Heterogeneity is the key here and, in my experience, clinicians and allied health professionals should really prioritize assessment before making treatment decisions. The process of assessment often takes time, which is often in short supply in modern medical practice. However, it really is essential in people with FND. This assessment process may need to extend over a number of appointments when patients are complex and may involve different members of a multidisciplinary team.  

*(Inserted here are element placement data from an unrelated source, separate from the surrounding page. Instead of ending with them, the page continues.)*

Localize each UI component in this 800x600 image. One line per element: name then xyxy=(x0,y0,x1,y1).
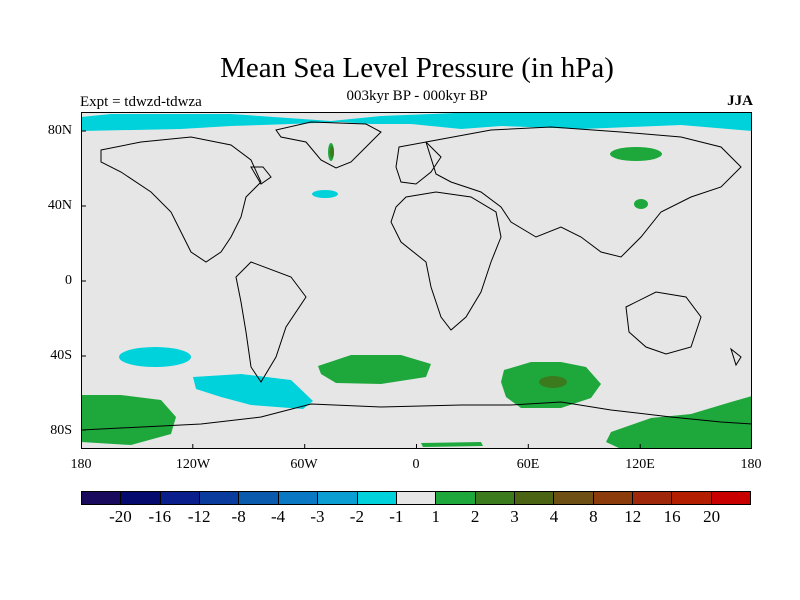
south-america-coast xyxy=(235,261,307,383)
east-asia-positive-patch xyxy=(634,199,648,209)
map-svg xyxy=(81,112,752,449)
arctic-negative-band xyxy=(81,112,752,131)
siberia-positive-patch xyxy=(610,147,662,161)
colorbar-box-10 xyxy=(475,492,515,504)
europe-coast xyxy=(395,141,442,185)
colorbar-label: -4 xyxy=(270,507,286,526)
colorbar-box-16 xyxy=(711,492,751,504)
lon-label-120w: 120W xyxy=(175,457,211,472)
southern-pacific-positive-patch xyxy=(81,395,176,445)
colorbar-box-3 xyxy=(200,492,240,504)
southern-ocean-positive-patch xyxy=(606,396,752,449)
lat-label-40n: 40N xyxy=(47,198,72,213)
lat-label-80n: 80N xyxy=(47,123,72,138)
lon-label-180e: 180 xyxy=(740,457,762,472)
colorbar-box-0 xyxy=(82,492,122,504)
greenland-coast xyxy=(275,121,382,169)
map-panel xyxy=(81,112,752,449)
north-america-coast xyxy=(100,136,262,263)
new-zealand-coast xyxy=(730,347,742,367)
greenland-core xyxy=(330,146,334,158)
colorbar-label: 3 xyxy=(510,507,519,526)
stronger-positive-regions xyxy=(330,146,567,388)
colorbar-box-4 xyxy=(239,492,279,504)
colorbar-box-7 xyxy=(357,492,397,504)
north-atlantic-negative-patch xyxy=(312,190,338,198)
colorbar-label: 16 xyxy=(663,507,681,526)
coastlines xyxy=(81,121,752,431)
colorbar xyxy=(81,491,751,505)
colorbar-box-8 xyxy=(396,492,437,504)
negative-anomaly-regions xyxy=(81,112,752,409)
colorbar-box-2 xyxy=(160,492,201,504)
lon-label-0: 0 xyxy=(412,457,420,472)
axis-ticks xyxy=(81,130,641,449)
colorbar-label: -20 xyxy=(109,507,132,526)
season-label: JJA xyxy=(727,93,753,109)
colorbar-label: -12 xyxy=(187,507,211,526)
lon-label-60w: 60W xyxy=(290,457,318,472)
colorbar-label: -16 xyxy=(148,507,172,526)
colorbar-label: -1 xyxy=(389,507,404,526)
lon-label-60e: 60E xyxy=(516,457,540,472)
australia-coast xyxy=(625,291,702,355)
antarctica-coast xyxy=(81,401,752,431)
colorbar-label: -2 xyxy=(349,507,364,526)
africa-coast xyxy=(390,191,502,331)
lat-label-40s: 40S xyxy=(50,348,72,363)
antarctic-positive-strip xyxy=(421,442,483,447)
colorbar-label: 20 xyxy=(703,507,721,526)
south-indian-core xyxy=(539,376,567,388)
colorbar-box-5 xyxy=(278,492,319,504)
map-title: Mean Sea Level Pressure (in hPa) xyxy=(220,52,614,84)
colorbar-box-9 xyxy=(436,492,476,504)
south-pacific-negative-patch-2 xyxy=(193,374,313,409)
map-background xyxy=(81,112,752,449)
colorbar-box-6 xyxy=(318,492,358,504)
colorbar-box-14 xyxy=(633,492,673,504)
south-atlantic-positive-patch xyxy=(318,355,431,384)
colorbar-box-12 xyxy=(554,492,594,504)
lon-label-180w: 180 xyxy=(70,457,92,472)
colorbar-box-11 xyxy=(514,492,555,504)
colorbar-label: 12 xyxy=(624,507,642,526)
south-pacific-negative-patch-1 xyxy=(119,347,191,367)
colorbar-label: 2 xyxy=(470,507,480,526)
colorbar-label: 8 xyxy=(589,507,598,526)
colorbar-box-15 xyxy=(672,492,712,504)
map-subtitle: 003kyr BP - 000kyr BP xyxy=(346,88,488,104)
asia-coast xyxy=(425,126,742,258)
lat-label-0: 0 xyxy=(65,273,72,288)
hudson-bay-coast xyxy=(250,166,272,185)
colorbar-box-13 xyxy=(593,492,634,504)
lat-label-80s: 80S xyxy=(50,423,72,438)
colorbar-box-1 xyxy=(121,492,161,504)
colorbar-label: 4 xyxy=(549,507,559,526)
colorbar-label: -8 xyxy=(231,507,246,526)
experiment-label: Expt = tdwzd-tdwza xyxy=(80,94,202,110)
colorbar-label: -3 xyxy=(310,507,325,526)
lon-label-120e: 120E xyxy=(625,457,655,472)
colorbar-label: 1 xyxy=(431,507,440,526)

In a randomized feasibility study of specialist physiotherapy, Glenn Nielsen and myself wanted to randomize 60 patients to specialist or standard neurophysiotherapy.6 We ended up screening 210 patients with FMDs for eligibility to get these 60 patients, with people excluded from this intervention due to factors such as overwhelming pain or fatigue, untreated and significant psychiatric disorders. This study was positive and has now been developed into a multi-center trial where we have used the same inclusion and exclusion criteria (www.physio4FMD.co.uk). I am sure that, if we had not used these exclusion criteria, the original study would not have had a positive outcome. Therefore, proper assessment of all the diagnoses and maintaining factors present and triage into the most reasonable treatment (including no active treatment) should form the basis of any service for people with FMD.  

Dr. David Perez: 

I am pleased to report that there is a growing therapeutic toolkit for the management of FMDs – one that includes potential therapeutic roles for physical rehabilitation and/or psychotherapy.18 A major positive step forward has been the development of consensus recommendations for physical therapy, occupational therapy and speech and language therapy for patients with functional motor symptoms (including speech output difficulties). There is also a growing evidence basis supporting a role for psychotherapy, most notably cognitive behavioral therapy.27 While more large-scale clinical research is needed to further define the most efficacious interventions to treat FMDs, it is becoming increasingly clear that “a-one-size-fits-all” treatment package may not prove to be the optimal end-product. Given the heterogeneity of symptom presentations found in FMDs, as well as the heterogeneity of concurrently present non-motor and neuropsychiatric symptoms, I believe that the field should revisit clinical trial designs in this population to allow for the study of “personalized” treatment packages based on both clinical phenotype and the biopsychosocial formulation. There are many challenges and nuanced issues to work out. Relatedly, while many patients can likely obtain benefit from the new treatment paradigms being developed for FMDs, a subset of treatment-refractory individuals will also be defined. Future research efforts will need to start investigating this specific sub-population of patients with FMDs.  

 

Conclusions 

  • In general, a skilled neurological examination that reveal clear features of variability/distractibility and/or entrainment allow us to make a clinically-established diagnosis of FMD. Laboratory-supported data may help us to make a timely diagnosis in challenging cases.  
  • Functional brain network interactions are abnormal in FMD. These abnormalities may provide new circuit-based targets for treatment.  
  • The main pathophysiological findings to date include impaired self-agency associated with abnormal functional connectivity between the temporoparietal junction and sensorimotor brain areas. However, increased functional connectivity between the salience/limbic network and the sensorimotor area also suggested to potentially negatively impact movements.  
  • Besides functional alterations, structural neuroanatomy may also be impaired and play a role in the pathophysiology of FND. 
  • FMDs are very heterogenous. Since not all patients are eligible for some treatment plans, a careful clinical assessment is mandatory to allow a personalized therapeutic intervention. 
  • Consensus recommendations for physical therapy, occupational therapy and speech and language therapy for patients with FMD have been developed.